Written by: Pat Shand
Art by: Andrea Meloni
Color by: Erick Arciniega
I fall a little bit more in love with the Grimm Fairy Tales world more and more each time I read a new issue. My local comic book shop (God rest its soul) did not carry Zenescope books, so now that I have shifted to all digital, it is invigorating to take on some of the things I never had access to before. I read Realm War last month, and Grimm Fairy Tales #107 is my first book in that series.

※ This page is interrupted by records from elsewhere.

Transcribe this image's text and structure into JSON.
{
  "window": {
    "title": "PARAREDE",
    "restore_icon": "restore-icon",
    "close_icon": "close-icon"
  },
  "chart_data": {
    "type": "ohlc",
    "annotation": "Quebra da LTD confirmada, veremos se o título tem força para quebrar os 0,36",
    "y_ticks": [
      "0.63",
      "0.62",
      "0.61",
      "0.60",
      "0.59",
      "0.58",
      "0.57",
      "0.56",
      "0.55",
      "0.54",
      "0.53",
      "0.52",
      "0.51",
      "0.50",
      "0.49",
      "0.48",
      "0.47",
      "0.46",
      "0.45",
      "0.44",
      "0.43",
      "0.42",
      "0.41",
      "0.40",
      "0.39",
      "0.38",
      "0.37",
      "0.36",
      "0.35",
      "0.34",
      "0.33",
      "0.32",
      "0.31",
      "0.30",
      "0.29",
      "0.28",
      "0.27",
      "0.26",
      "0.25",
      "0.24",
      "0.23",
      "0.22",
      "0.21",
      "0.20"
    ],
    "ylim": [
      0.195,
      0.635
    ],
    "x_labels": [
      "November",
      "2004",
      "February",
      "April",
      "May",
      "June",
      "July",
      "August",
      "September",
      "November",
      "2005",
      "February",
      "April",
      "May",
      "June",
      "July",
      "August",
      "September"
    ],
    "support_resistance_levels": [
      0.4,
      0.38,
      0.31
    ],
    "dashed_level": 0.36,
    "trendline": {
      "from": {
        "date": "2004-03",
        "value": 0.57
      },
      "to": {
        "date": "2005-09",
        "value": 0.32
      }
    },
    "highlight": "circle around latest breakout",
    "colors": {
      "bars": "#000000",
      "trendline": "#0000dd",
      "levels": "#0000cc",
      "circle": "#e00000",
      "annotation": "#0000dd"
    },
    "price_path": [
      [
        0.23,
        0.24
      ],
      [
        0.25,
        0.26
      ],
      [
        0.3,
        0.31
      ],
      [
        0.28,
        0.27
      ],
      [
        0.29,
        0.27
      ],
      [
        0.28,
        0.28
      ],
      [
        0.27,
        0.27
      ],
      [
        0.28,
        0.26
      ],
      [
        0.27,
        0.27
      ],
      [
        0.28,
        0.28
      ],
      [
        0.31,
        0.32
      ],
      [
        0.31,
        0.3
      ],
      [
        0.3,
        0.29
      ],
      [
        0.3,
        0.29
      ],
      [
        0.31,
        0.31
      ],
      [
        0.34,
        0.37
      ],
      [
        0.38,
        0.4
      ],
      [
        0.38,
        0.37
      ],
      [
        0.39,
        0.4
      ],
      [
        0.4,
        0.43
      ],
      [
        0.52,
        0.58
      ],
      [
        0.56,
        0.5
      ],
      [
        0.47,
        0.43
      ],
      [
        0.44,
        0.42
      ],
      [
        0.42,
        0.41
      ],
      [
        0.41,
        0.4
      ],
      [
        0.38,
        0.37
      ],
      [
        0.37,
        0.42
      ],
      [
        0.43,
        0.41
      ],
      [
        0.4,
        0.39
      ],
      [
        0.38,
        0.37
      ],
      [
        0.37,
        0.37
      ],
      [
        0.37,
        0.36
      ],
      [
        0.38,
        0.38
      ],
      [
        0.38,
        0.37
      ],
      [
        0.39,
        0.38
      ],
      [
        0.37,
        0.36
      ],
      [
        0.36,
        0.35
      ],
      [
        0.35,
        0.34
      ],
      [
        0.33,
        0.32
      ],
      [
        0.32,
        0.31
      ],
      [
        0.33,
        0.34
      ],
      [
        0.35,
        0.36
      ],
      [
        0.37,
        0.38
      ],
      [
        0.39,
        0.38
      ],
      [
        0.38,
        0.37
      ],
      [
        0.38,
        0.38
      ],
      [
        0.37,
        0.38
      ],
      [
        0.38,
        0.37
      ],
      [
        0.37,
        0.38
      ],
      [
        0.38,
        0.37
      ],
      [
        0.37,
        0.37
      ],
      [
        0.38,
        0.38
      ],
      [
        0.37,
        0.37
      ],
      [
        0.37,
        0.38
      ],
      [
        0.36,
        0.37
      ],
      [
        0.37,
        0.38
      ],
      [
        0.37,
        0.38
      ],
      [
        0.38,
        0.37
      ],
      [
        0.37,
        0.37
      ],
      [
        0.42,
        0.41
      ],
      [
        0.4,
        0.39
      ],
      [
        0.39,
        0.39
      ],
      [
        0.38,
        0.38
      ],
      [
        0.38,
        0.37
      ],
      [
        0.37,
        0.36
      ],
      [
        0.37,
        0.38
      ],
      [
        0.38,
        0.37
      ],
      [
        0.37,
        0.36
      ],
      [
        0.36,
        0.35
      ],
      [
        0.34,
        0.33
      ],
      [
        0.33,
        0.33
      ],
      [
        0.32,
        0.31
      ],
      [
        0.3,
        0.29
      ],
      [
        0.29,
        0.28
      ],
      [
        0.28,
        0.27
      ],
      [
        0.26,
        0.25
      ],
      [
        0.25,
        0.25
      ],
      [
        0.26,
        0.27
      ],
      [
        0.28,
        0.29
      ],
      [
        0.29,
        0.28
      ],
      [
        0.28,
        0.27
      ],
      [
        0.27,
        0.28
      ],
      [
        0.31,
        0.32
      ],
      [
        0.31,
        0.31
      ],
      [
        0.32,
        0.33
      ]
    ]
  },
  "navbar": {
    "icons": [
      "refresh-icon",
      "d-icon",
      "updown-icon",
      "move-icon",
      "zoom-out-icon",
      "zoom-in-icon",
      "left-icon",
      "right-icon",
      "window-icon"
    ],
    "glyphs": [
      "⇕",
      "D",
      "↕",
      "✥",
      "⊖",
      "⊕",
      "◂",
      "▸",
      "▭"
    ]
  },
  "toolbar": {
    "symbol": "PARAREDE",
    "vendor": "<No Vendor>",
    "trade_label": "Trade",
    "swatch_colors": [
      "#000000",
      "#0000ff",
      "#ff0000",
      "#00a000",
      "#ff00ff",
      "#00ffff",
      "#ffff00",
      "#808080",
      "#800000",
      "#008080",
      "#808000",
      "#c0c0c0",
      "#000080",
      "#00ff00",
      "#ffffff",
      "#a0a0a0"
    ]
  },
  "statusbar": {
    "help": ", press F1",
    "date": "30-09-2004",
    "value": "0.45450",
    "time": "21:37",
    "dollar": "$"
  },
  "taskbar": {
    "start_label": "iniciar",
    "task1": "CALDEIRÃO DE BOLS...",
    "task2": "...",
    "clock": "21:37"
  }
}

While this is a warm tasty morsel, there are some take-aways. It is not super high level art. And it reads and feels a lot like Avengers Academy, New Mutants, or any of the X-Books where the student body and faculty are the main characters. There’s nothing wrong with that, per se. I gobble that stuff up. And there is enough of an alternative spin to Grimm Fairy Tales that I do not consider any feeling of derivation to be a full-on bad thing. And, let me say, I am adding GFT’s main character, Sela, to my top list of all time bad-ass comic book heroines.

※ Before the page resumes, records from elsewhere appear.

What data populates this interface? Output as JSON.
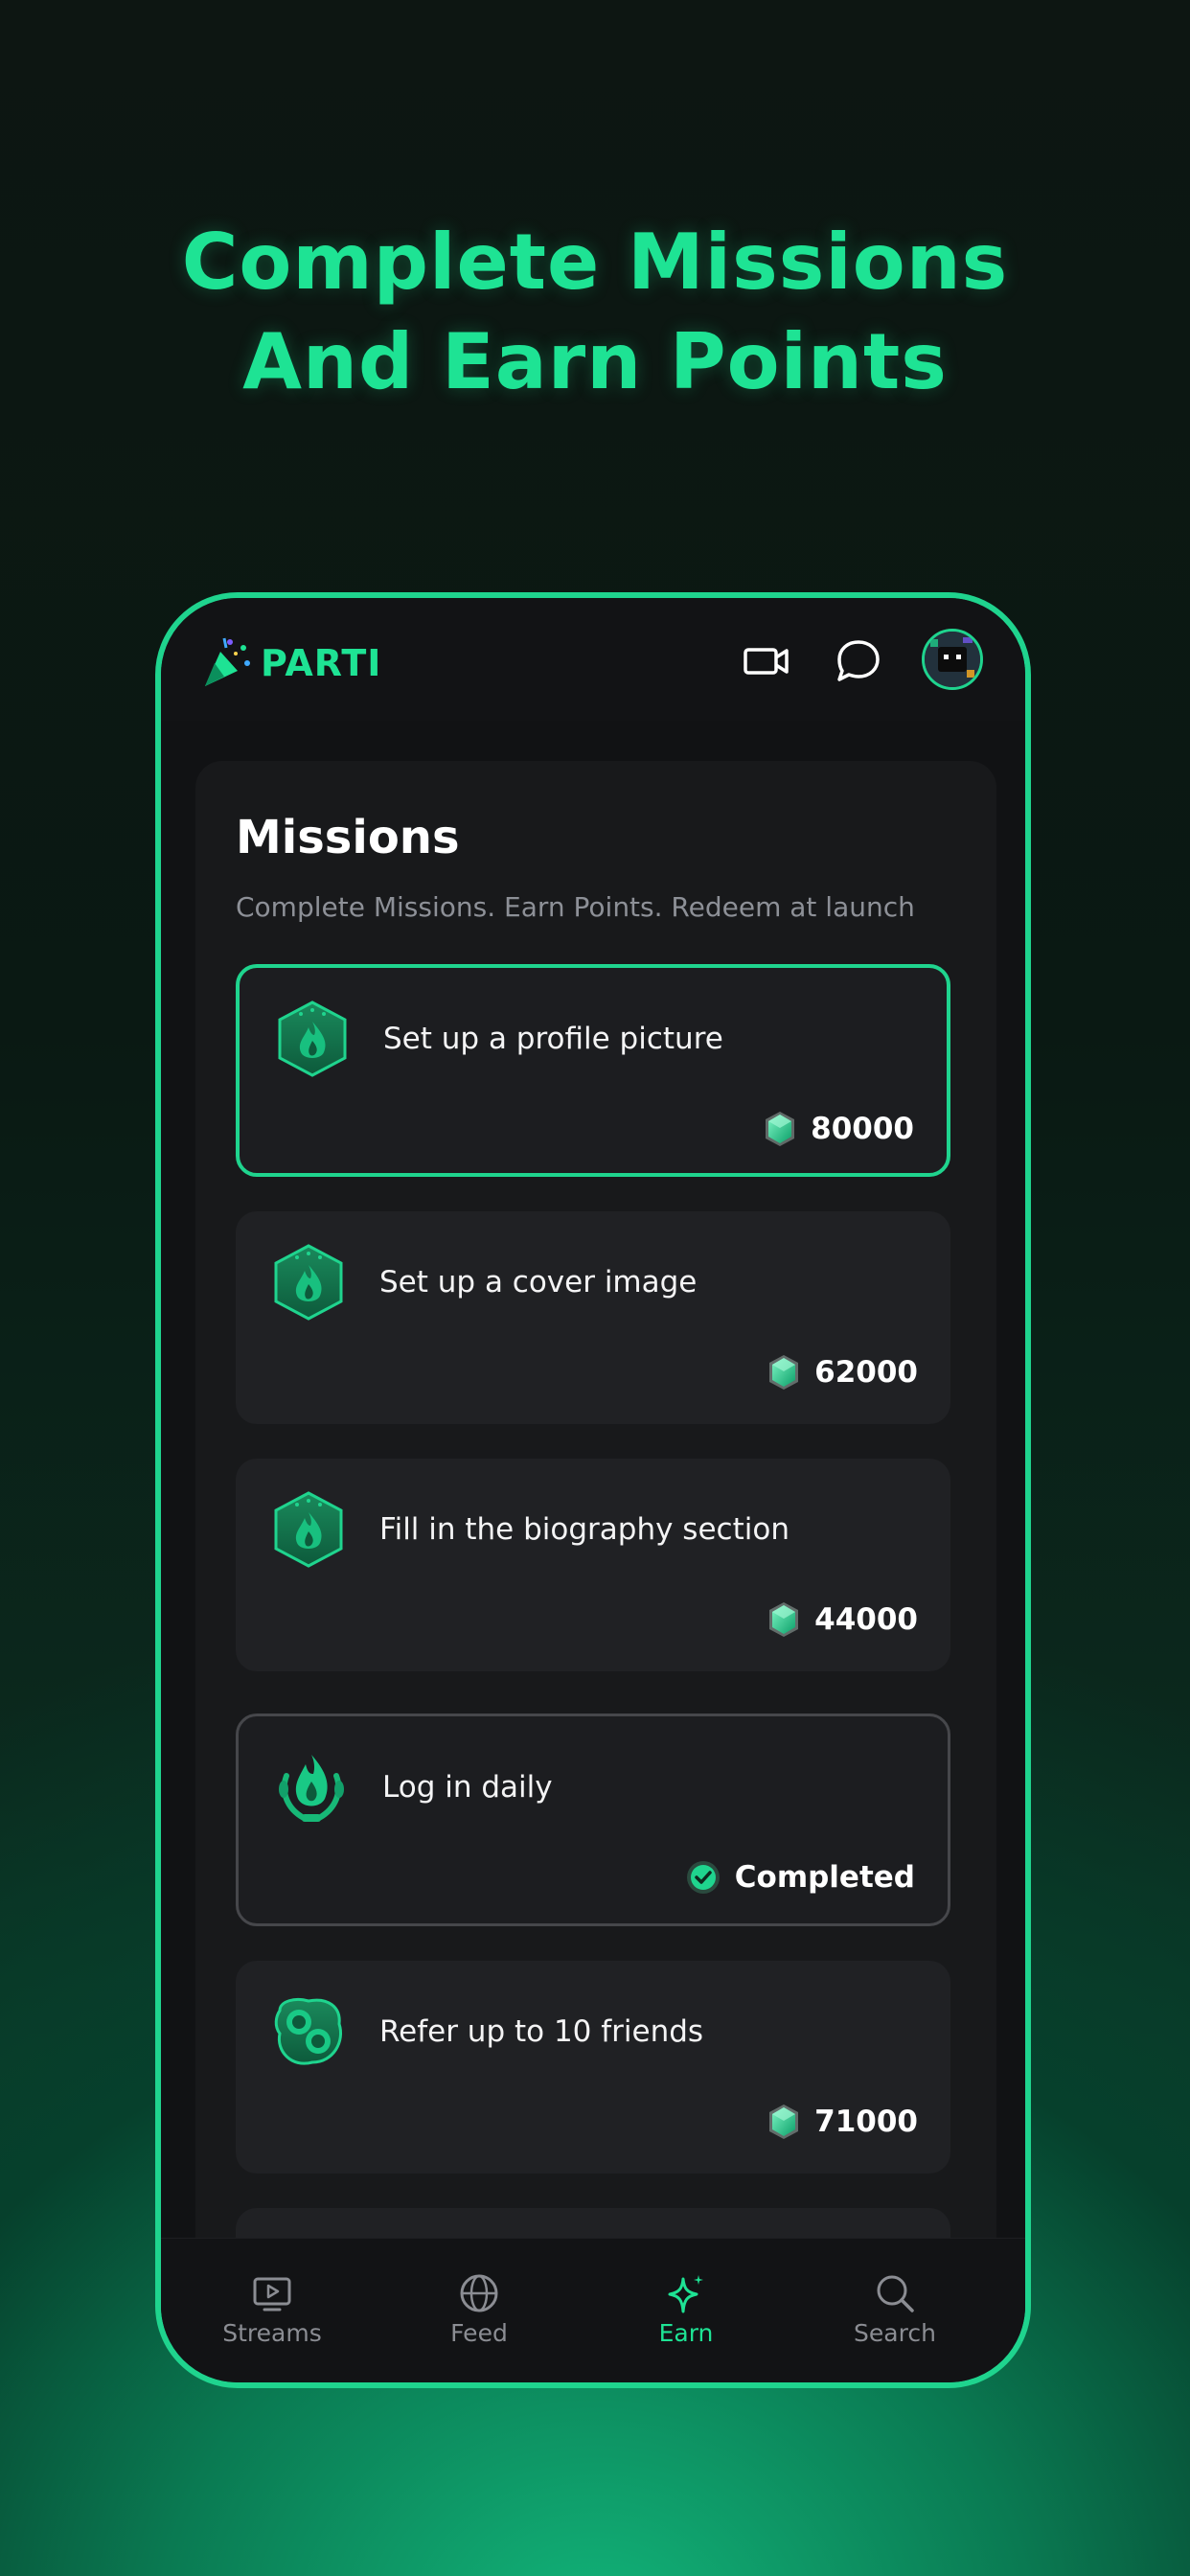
{
  "headline": {
    "line1": "Complete Missions",
    "line2": "And Earn Points"
  },
  "app": {
    "brand": "PARTI"
  },
  "header_icons": [
    "video-camera-icon",
    "chat-bubble-icon",
    "avatar"
  ],
  "missions": {
    "title": "Missions",
    "subtitle": "Complete Missions. Earn Points. Redeem at launch",
    "items": [
      {
        "title": "Set up a profile picture",
        "points": "80000",
        "state": "active",
        "icon": "flame-badge-icon"
      },
      {
        "title": "Set up a cover image",
        "points": "62000",
        "state": "available",
        "icon": "flame-badge-icon"
      },
      {
        "title": "Fill in the biography section",
        "points": "44000",
        "state": "available",
        "icon": "flame-badge-icon"
      },
      {
        "title": "Log in daily",
        "status": "Completed",
        "state": "completed",
        "icon": "laurel-flame-icon"
      },
      {
        "title": "Refer up to 10 friends",
        "points": "71000",
        "state": "available",
        "icon": "coins-badge-icon"
      }
    ]
  },
  "tabs": [
    {
      "label": "Streams",
      "icon": "tv-play-icon",
      "active": false
    },
    {
      "label": "Feed",
      "icon": "globe-icon",
      "active": false
    },
    {
      "label": "Earn",
      "icon": "sparkle-icon",
      "active": true
    },
    {
      "label": "Search",
      "icon": "search-icon",
      "active": false
    }
  ],
  "colors": {
    "accent": "#1ee394",
    "background": "#111214",
    "card": "#202124"
  }
}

In issue #107, a spec ops splinter group from the former Hibocorps and the Realm Knights initiative has formed to try and help the Highborns that they used to hunt. On the trail of a particularly powerful muta…uhh, I mean Highborn, the team arrives on a hidden island and quickly finds themselves out of their depth. Back at Arcane Acre, the students are healing relationships in the wake of the expulsion of one of their own. It’s good stuff, and has enough elements to keep both fantasy fans, adventure book aficionados, and super-hero book people entertained.
On art, I need to give props to Erick Arciniega. He does some great eye-popping colors on fire, explosions, and rocket streams. Panel work and layouts from Andrea Meloni are well enough varied, if not entirely groundbreaking. Some of the full page splashes do not really work well, but, man, that last one is out of this world. Although it will remind you a bit of a certain other super-hero who has Higone mad and supremely powerful.
This is a book that gets a certain amount of cache based simply on the setup. A book like this can get some good mileage by simply not screwing up a great idea. One significant nod I will give the writing team of Joe Brusha, Ralph Tedesco, and Pat Shand is that these guys know how to do depict social media in a comic well. It is not overly contrived and feels genuine. The current creative team on DC’s Batgirl could learn a lot from the GFT team. Grimm Fairy Tales #107 follows through on a great premise and offers up some pretty decent craft along the way. This series is one to keep an eye on. Slow and steady often wins the race, and the formula for just such a run is clearly and evidently in place here.